Case two: an increase in top rates captures an increased share of gains from productivity in tax revenues, which gain is augmented by intensifications in investment behavior to maintain after tax income and consumption. Result net tax gain plus additional gain from the margin on the intensified margin.
And other theoretical combinations are possible. Which suggests that your simple opposition of dynamic vs static is while maybe not “gross, howling, stupidity” might be twit Brit flip half-wit. If I was into name calling. (Oh wait! Whom am I kidding?!)
The problem with Supply Side is not the simple static/dynamic opposition but the assumption that tiny changes at the margin (of taxation or anything else)
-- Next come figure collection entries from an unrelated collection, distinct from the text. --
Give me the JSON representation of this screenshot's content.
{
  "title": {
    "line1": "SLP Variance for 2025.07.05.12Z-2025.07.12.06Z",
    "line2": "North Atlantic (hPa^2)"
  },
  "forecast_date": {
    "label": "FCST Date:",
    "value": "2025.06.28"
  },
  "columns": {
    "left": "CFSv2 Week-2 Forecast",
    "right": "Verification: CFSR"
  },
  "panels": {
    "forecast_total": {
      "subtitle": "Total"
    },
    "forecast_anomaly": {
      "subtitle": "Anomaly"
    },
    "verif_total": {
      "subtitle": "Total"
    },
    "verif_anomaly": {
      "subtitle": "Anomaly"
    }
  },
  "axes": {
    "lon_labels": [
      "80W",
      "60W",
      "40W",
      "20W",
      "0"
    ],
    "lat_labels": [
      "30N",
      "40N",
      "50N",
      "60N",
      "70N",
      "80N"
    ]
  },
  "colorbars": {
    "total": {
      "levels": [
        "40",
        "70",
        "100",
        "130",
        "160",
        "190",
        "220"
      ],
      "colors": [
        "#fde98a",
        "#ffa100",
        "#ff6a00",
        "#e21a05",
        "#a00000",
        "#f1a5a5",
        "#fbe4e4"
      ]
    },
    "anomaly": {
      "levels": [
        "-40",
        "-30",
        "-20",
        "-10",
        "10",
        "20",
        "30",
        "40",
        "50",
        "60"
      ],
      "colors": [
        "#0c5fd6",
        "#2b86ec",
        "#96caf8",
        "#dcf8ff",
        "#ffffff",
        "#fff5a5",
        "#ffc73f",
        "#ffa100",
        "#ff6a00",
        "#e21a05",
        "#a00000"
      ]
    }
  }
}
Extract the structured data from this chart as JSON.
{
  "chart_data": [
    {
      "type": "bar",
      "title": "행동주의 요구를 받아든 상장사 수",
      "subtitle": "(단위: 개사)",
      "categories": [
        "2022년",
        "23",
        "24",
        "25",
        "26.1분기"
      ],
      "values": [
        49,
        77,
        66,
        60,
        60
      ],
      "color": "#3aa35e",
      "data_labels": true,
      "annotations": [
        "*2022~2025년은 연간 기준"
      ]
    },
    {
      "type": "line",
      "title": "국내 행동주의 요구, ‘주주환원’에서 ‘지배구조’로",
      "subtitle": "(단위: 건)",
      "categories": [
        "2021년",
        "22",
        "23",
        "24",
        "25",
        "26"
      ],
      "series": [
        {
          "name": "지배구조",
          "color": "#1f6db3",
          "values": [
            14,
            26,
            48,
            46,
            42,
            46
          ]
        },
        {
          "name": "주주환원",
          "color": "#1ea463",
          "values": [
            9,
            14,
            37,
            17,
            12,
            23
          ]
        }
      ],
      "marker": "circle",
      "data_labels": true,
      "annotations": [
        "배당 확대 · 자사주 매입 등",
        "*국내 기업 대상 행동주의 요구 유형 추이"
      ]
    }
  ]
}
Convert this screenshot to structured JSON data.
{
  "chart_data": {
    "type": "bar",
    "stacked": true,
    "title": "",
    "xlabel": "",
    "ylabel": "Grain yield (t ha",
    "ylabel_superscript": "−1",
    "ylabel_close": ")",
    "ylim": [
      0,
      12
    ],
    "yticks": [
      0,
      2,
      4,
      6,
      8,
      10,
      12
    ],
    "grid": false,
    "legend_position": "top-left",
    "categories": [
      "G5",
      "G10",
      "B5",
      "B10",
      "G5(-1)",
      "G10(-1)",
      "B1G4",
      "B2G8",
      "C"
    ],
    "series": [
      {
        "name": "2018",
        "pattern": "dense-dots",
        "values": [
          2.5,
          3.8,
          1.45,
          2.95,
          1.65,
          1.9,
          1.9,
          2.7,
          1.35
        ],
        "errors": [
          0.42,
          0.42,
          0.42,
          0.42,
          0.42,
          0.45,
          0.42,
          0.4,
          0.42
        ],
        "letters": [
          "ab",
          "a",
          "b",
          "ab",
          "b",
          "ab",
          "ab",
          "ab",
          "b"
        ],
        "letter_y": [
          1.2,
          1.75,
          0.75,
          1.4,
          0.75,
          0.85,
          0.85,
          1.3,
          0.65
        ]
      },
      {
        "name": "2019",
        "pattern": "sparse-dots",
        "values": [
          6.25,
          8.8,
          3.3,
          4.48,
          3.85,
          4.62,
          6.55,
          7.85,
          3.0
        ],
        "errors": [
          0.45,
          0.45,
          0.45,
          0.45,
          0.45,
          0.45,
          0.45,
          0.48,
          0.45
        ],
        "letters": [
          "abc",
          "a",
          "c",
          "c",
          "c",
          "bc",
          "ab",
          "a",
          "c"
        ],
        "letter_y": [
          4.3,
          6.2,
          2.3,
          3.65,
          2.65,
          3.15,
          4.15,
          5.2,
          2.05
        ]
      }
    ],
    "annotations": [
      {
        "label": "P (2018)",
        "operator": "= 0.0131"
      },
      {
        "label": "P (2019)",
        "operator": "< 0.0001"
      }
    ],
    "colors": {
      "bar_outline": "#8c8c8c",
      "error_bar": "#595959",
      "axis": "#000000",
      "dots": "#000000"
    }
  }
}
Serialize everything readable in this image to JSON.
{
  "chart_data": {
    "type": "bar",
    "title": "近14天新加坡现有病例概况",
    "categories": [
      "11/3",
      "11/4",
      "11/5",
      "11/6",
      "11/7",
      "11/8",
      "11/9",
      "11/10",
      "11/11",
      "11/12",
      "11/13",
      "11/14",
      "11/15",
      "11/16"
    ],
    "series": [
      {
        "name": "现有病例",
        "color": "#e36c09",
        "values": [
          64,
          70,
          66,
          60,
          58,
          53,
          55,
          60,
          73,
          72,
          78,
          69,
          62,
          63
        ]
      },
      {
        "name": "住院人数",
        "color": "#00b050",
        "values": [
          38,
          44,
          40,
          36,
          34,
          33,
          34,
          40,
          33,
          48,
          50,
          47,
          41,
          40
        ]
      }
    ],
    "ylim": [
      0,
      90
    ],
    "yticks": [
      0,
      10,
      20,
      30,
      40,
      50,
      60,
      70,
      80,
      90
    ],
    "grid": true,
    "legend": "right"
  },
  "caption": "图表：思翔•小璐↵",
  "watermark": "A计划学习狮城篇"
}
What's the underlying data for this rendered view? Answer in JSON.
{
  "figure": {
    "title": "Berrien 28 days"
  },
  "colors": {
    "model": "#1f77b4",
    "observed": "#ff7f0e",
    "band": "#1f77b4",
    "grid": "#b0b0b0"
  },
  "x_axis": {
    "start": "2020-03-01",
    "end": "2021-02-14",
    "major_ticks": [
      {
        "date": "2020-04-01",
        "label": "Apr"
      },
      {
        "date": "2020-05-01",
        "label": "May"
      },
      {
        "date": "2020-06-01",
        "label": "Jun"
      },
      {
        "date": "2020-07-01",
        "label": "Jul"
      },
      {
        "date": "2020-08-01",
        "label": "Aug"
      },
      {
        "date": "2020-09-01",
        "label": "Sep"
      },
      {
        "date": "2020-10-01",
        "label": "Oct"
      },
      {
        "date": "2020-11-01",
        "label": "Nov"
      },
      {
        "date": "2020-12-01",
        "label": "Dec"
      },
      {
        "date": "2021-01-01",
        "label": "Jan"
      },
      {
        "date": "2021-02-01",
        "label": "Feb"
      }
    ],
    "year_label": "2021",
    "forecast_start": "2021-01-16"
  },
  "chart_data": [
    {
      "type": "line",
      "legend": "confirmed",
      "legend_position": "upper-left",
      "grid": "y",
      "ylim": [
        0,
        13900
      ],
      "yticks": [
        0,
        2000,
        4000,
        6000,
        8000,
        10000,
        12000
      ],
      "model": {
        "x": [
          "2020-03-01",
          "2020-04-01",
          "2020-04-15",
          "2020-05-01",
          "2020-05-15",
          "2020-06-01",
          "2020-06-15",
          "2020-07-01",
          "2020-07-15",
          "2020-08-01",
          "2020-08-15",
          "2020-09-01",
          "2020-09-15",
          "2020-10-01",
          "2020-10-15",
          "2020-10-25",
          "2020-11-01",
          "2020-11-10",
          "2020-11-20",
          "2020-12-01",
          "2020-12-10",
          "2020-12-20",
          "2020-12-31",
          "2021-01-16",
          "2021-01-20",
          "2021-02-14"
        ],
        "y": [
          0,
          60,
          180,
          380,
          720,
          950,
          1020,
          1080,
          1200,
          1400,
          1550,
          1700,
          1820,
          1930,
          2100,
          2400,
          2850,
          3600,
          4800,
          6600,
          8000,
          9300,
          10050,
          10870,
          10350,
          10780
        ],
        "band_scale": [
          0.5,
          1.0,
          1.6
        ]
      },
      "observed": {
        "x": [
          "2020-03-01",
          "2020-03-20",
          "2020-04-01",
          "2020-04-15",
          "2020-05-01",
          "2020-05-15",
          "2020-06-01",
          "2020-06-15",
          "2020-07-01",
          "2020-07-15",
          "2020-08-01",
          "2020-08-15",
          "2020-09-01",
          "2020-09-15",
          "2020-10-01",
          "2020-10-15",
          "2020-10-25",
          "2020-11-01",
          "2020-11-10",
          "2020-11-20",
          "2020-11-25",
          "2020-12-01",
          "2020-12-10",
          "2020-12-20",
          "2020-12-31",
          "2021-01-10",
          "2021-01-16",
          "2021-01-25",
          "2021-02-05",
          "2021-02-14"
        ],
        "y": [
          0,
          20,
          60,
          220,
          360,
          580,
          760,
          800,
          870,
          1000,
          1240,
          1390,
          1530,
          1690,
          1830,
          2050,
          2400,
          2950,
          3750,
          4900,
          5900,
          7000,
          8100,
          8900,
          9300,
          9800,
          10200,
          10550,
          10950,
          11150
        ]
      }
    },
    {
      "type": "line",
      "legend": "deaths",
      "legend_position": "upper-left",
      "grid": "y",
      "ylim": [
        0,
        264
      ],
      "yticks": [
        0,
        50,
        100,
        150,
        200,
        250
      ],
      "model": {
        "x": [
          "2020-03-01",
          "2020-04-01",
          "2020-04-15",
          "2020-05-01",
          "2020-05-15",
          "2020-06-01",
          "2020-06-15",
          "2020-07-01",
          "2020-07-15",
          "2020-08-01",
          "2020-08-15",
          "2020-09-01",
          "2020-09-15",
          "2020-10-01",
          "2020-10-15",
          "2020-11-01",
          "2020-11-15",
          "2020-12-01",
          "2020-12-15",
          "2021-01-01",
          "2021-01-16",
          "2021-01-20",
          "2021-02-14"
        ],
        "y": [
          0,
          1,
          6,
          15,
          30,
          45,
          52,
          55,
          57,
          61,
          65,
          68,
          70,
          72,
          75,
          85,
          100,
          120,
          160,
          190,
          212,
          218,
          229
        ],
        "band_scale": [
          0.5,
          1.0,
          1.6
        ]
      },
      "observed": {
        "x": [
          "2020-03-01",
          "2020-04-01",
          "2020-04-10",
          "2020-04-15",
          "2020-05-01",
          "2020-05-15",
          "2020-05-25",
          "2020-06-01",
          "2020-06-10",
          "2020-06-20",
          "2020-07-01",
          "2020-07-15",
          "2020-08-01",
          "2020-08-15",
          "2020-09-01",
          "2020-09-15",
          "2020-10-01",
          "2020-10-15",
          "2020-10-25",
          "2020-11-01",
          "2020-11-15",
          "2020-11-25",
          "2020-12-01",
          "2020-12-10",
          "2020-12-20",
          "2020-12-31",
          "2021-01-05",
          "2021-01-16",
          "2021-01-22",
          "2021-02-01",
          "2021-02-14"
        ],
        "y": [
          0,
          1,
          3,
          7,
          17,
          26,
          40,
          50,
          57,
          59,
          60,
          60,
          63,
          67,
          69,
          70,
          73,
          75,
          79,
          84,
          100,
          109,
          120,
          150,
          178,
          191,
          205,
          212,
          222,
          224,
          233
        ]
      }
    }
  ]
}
propagate in near instantaneous fashion (“fuck it, a 8.99% margin works, but 8.96%? Hell I fire everybody and take the first train to Galt’s Gulch!!”). Instead we have every reason to believe that there is inertia and behavioral stickiness at the margin, and that it takes more than say a shift from 33 to 35.9 to provide enough dynamic drag on the static gain. If indeed we concede that drag to start with. Which frankly historical data doesn’t support.
Frankly I prefer my strawmen better crafted. Because you don’t want the crows laughing at your attempted scarecrow.
To be fair Worstall concedes that the dynamic effect might work the opposite direction, but doesn’t seem to consider that dynamic effects either direction might be swamped by the statics.
That is that tax increases might on net increase tax revenues as a PRIMARY effect.